By Richard Dean
HUMBLE, Tex. – Ian Poulter had been very frustrated of late.
Last week in Austin, following a win in the Final 16 of the Dell Technologies Match Play, he was led to believe he had moved into the top 50 world golf rankings and had secured a spot in the Masters only to find out he hadn’t. And in Thursday’s opening round of the Houston Open, he shot a 1-over 73. That didn’t exactly put him in the best of moods, by his own admission.
“I was very frustrated Thursday night,” Poulter said. “Packed my suitcase to potentially go home Friday night.”
Forget about packing the bags. Over the last two rounds, it’s been vintage Poulter. You know, the guy that has represented Europe in five Ryder Cups and has 11 international victories to his credit. When the putter’s working, it’s really going for the 42-year-old Poulter.
And he’s been rolling in the putts since Friday.

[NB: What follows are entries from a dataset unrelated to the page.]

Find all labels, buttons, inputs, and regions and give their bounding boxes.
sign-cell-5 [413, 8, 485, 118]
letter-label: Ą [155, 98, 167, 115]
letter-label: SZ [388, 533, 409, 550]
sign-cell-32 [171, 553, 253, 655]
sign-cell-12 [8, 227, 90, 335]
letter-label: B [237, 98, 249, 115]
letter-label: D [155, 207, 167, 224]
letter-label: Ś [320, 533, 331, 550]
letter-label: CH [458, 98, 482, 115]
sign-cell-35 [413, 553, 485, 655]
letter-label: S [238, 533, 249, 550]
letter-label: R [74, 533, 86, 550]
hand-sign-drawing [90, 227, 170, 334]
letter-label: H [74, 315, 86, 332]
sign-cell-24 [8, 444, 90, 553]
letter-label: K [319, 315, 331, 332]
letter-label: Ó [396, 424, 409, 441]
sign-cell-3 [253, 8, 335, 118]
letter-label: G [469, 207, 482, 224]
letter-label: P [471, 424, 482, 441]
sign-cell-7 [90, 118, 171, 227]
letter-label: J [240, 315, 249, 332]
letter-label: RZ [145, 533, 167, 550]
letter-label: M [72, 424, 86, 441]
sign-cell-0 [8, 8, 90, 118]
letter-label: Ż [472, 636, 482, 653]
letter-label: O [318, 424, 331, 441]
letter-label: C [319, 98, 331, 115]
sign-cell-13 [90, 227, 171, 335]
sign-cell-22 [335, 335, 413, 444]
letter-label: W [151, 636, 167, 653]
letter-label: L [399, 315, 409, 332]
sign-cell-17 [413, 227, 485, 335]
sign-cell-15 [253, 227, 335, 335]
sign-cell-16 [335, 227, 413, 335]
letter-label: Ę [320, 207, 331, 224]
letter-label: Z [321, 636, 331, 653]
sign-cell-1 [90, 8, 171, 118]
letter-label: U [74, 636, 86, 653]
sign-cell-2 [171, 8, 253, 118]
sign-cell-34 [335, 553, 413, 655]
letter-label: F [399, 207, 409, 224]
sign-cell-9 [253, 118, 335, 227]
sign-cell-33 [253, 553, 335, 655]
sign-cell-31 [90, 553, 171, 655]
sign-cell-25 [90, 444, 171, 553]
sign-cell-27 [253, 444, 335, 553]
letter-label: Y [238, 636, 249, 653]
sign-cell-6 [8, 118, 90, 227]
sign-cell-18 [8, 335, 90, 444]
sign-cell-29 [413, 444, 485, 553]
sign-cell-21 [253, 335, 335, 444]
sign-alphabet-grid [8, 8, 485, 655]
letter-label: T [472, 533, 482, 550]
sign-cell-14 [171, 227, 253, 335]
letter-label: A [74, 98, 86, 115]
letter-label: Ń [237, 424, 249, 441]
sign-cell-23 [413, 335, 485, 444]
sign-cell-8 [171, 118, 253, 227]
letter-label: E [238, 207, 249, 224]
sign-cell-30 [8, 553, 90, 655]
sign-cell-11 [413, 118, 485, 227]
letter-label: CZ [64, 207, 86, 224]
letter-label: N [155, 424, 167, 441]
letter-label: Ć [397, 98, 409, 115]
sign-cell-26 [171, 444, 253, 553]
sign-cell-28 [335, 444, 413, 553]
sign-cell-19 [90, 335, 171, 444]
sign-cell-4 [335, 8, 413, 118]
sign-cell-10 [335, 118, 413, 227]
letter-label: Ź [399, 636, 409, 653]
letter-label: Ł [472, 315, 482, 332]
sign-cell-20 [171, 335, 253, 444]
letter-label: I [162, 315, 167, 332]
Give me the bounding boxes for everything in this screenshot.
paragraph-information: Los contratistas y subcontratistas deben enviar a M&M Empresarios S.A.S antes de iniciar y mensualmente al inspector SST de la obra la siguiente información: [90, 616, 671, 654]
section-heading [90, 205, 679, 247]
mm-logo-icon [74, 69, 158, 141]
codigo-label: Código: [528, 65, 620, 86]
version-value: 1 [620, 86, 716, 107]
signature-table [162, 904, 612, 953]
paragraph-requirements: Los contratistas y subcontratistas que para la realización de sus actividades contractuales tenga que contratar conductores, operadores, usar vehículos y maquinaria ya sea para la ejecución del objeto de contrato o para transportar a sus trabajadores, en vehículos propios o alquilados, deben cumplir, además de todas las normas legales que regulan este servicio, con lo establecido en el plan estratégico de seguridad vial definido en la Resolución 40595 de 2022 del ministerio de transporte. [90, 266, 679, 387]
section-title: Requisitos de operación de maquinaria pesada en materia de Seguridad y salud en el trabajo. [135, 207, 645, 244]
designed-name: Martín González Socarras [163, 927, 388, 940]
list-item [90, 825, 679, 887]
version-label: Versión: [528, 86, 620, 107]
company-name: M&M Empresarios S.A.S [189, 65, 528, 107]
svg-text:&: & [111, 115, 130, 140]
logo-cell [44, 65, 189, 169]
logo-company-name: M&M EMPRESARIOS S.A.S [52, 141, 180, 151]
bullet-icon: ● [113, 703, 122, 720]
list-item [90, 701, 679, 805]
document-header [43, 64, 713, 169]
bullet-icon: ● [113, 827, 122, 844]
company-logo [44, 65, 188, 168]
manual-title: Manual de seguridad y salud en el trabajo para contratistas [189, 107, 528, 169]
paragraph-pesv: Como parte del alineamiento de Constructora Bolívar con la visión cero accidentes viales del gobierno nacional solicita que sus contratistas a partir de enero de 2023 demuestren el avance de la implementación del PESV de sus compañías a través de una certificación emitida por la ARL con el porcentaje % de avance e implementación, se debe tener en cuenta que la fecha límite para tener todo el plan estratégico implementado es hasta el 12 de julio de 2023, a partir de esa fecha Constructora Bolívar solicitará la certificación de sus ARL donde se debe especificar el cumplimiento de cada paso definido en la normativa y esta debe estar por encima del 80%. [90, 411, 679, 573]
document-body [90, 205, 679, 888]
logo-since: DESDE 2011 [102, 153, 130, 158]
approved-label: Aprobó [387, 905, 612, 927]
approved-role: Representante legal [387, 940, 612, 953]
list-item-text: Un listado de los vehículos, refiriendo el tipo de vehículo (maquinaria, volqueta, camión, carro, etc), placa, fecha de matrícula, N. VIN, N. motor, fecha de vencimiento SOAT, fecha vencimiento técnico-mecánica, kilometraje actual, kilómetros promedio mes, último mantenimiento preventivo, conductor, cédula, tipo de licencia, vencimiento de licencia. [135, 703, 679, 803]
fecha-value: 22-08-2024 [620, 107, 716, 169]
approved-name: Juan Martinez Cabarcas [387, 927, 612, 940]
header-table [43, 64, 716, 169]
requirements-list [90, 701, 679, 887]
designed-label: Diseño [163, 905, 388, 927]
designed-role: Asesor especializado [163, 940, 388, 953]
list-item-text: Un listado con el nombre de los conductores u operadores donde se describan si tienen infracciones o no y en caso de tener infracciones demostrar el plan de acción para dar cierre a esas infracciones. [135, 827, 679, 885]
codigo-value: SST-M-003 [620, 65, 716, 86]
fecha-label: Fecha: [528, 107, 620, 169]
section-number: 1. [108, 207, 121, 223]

On Saturday over the Golf Club of Houston layout, Poulter shot a 7-under 65. That followed Friday’s 64. That’s good for a share of the third-round lead of the Houston Open with second-round leader Beau Hossler. Both are at 14-under 202.
“To shoot these scores on this golf course, you’re obviously playing well,” said Poulter.
Hossler, who rolled in a 7-foot birdie putt on 18 to close out at 3-under 69, played a patient round. Conditions weren’t as favorable on Saturday with a breeze, as the first two days of the tournament.
“To get a 69 in the house today was strong,” said Hossler, who was born in 1995, the same year Poulter turned pro. “The golf course is firming up a little on the greens. They’re getting fast and the wind was blowing pretty good.”
Wind was southeast 8-18 mph and mostly sunny with a high of 81 on Saturday.
With the weather forecast for Sunday being between gorgeous and beautiful, it should be a great day weather wise as well as for golf. Even though it will be hard to match the action of Saturday, which at one point had seven players tied atop the leaderboard at 12 under.
Poulter will be tested on Sunday as he tries for only his third career PGA Tour victory and first since 2012. Hossler isn’t the only other golfer in the mix.
Greg Chalmers, who had a 7 under round Saturday, Emiliano Grillo, Kevin Tway and Paul Dunne, the first-round leader, share third place at 12-under 204. Henrik Stenson and Matt Kuchar are in a group of six knotted at 11 under for seventh.
“There’s a good group of players right now that are currently just behind, that are going to be pressing,” Poulter said. “So I need to press as well. I need to be aggressive, stay doing the good stuff that I’ve done and go have some fun.”
Over the first three rounds, Poulter has made 17 birdies and only two bogeys. He’s gone 41 holes since his last bogey. He birdied both holes 16 and 17 on Saturday.
Entering this week, Poulter had one score of 65 or better since the start of the 2015-16 season.
Poulter, who has gone back to using a putter he used at the last Ryder Cup, credits his improved putting on the flat stick as well as opening up his shoulder slightly, which he started to do on Friday.
“From that point, I’ve been able to stand over the putts,” Poulter said. “I’ve been seeing my lines a lot easier and been rolling a few putts in.”
Rickie Fowler was also in the hunt until a triple-bogey 8 on the 13th hole did him in. He’s tied for 17th at 9 under. Fowler also had a double bogey and a bogey in his third round.
In making his third start here, and first since 2014, Poulter is seeking his first stroke-play victory on the PGA Tour and has not won since winning the 2012 WGC-HSBC Champions. He also won the 2010 World Golf Championships-Dell Technologies.
The 23-year-old Hossler has held at least a share of the 54-hole lead once before on the PGA Tour (2017 Shriners Hospitals for Children Open). At that event, he shot a final-round 73 and finished tied for seventh for his best PGA Tour finish.
“The cool thing about this golf course is there’s a lot of birdie opportunities out there and then there’s some really difficult holes as well,” said Hossler, who is making his second start at the Houston Open after finishing tied for 39th last year on a sponsor exemption. “So you can be aggressive on probably half the holes and the other half you’re trying to make par and get out of there.”